Lo scompenso cardiaco è una condizione ad alto rischio per i pazienti e una patologia che grava sulla spesa sanitaria per le frequenti ospedalizzazioni. Le indicazioni sulla gravità della patologia e sui possibili sviluppi sono una base importante per predisporre la migliore strategia terapeutica.
Il lavoro di un gruppo di ricercatori italiani ha portato a identificare tre biomarcatori che, valutati insieme, possono fornire un’attendibile predizione sull’evoluzione dello sviluppo dello scompenso e soprattutto del rischio che il paziente debba ricorrere a cure ospedaliere.
Lo studio dei ricercatori della Scuola Superiore Sant’Anna di Pisa e della Fondazione Toscana Gabriele Monasterio (Michele Emdin, Alberto Aimo, Claudio Passino, Giuseppe Vergaro, Andrea Ripoli) in collaborazione con importanti centri di ricerca europei e americani è stato pubblicato sul Journal of the American College of Cardiology.
Analizzando i dati di 4 studi europei e americani, che coinvolgono 4.268 pazienti, i ricercatori italiani hanno dimostrato che il dosaggio ematico di tre biomarcatori (il recettore solubile Sst2, l’ormone cardiaco Nt-probnp e la proteina cardiaca troponina T dosata con metodiche ad alta sensibilità) permettono individuare gruppi di pazienti con diverso grado di rischio (elevato, intermedio, basso).
I biomarker sono: il recettore solubile Sst2, un indicatore del processo di fibrosi del cuore, l’ormone cardiaco Nt-probnp, indice di scompenso emodinamico e la proteina cardiaca troponina T.
“Il dosaggio di Sst2 – spiegano gli autori – è un nuovo strumento che si aggiunge all’ormone Nt-probnp e alla troponina.
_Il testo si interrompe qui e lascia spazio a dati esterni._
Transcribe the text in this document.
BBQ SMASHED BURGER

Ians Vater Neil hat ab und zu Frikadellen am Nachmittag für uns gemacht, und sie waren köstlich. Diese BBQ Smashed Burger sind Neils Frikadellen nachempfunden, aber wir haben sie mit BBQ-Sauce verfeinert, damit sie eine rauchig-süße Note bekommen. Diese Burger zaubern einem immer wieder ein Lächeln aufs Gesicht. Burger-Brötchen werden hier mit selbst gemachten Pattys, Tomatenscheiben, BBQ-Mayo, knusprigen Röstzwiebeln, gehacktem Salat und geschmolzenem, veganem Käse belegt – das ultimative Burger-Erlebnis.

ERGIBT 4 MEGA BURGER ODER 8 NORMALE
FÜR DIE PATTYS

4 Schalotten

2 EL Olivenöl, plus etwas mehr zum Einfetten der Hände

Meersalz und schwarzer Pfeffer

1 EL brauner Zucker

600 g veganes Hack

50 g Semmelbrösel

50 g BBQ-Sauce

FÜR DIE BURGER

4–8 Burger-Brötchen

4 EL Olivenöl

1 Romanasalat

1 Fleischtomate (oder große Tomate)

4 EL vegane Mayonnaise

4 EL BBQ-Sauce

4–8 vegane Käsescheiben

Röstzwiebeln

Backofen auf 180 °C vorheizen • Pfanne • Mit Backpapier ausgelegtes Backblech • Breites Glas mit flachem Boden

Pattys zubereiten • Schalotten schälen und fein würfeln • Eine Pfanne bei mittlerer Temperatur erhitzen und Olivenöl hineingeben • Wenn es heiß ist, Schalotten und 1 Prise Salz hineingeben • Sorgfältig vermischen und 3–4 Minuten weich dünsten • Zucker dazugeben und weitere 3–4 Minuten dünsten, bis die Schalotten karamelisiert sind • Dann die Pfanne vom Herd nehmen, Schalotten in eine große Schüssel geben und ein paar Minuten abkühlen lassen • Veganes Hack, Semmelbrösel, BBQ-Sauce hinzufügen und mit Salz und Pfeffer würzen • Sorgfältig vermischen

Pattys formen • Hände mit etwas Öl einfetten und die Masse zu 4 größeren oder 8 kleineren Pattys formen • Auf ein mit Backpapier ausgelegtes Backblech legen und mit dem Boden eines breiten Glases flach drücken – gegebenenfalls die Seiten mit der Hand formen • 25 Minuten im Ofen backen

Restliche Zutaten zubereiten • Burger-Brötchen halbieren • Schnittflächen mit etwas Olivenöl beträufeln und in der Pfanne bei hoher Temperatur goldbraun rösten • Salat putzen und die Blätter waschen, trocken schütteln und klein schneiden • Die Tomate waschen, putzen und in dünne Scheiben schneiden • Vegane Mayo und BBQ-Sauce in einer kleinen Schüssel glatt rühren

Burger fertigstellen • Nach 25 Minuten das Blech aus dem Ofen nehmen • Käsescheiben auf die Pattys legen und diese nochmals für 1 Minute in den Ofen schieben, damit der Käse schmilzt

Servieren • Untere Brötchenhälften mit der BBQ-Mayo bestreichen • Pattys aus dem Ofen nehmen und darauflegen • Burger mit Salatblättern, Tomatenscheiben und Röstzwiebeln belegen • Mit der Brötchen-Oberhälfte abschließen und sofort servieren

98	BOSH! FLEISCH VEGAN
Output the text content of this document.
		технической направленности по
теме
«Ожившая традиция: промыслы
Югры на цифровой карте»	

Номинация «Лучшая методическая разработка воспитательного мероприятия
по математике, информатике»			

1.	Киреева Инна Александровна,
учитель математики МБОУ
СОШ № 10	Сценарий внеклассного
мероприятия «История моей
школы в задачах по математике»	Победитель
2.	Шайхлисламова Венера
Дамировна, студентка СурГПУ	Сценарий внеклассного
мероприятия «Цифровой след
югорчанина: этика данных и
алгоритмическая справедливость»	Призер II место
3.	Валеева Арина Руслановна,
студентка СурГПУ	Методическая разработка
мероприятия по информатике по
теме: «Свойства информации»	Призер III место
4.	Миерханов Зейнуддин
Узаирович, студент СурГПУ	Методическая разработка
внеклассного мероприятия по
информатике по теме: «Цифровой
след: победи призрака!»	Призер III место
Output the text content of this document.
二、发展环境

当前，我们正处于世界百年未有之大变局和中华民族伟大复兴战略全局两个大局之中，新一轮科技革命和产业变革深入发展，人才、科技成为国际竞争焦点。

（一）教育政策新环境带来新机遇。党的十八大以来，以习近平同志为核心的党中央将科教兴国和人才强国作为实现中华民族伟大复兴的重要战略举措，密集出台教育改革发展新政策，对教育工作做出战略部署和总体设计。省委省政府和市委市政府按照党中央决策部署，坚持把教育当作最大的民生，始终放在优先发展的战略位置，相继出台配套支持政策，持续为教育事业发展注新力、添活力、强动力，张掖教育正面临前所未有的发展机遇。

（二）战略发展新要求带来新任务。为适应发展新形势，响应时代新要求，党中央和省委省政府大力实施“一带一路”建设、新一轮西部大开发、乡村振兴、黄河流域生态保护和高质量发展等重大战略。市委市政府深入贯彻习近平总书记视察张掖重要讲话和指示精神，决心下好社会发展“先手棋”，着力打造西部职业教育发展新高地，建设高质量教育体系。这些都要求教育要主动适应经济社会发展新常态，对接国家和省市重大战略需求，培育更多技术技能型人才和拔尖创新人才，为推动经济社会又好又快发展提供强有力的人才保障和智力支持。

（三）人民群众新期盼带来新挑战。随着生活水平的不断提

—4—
Questo dosaggio comunemente impiegato per la diagnosi di infarto miocardico acuto potrebbe pertanto essere utilmente impiegato anche nello scompenso cardiaco”.
“L’osservazione è assolutamente originale – sottolineano Michele Emdin e Claudio Passino – e ha avuto ampia risonanza nel mondo cardiologico internazionale. I risultati pubblicati confermano il valore della combinazione fra i tre biomarcatori per la valutazione integrata del paziente cardiopatico e la messa a punto di nuovi strumenti di diagnosi e cura di una delle patologie più frequenti e pericolose”.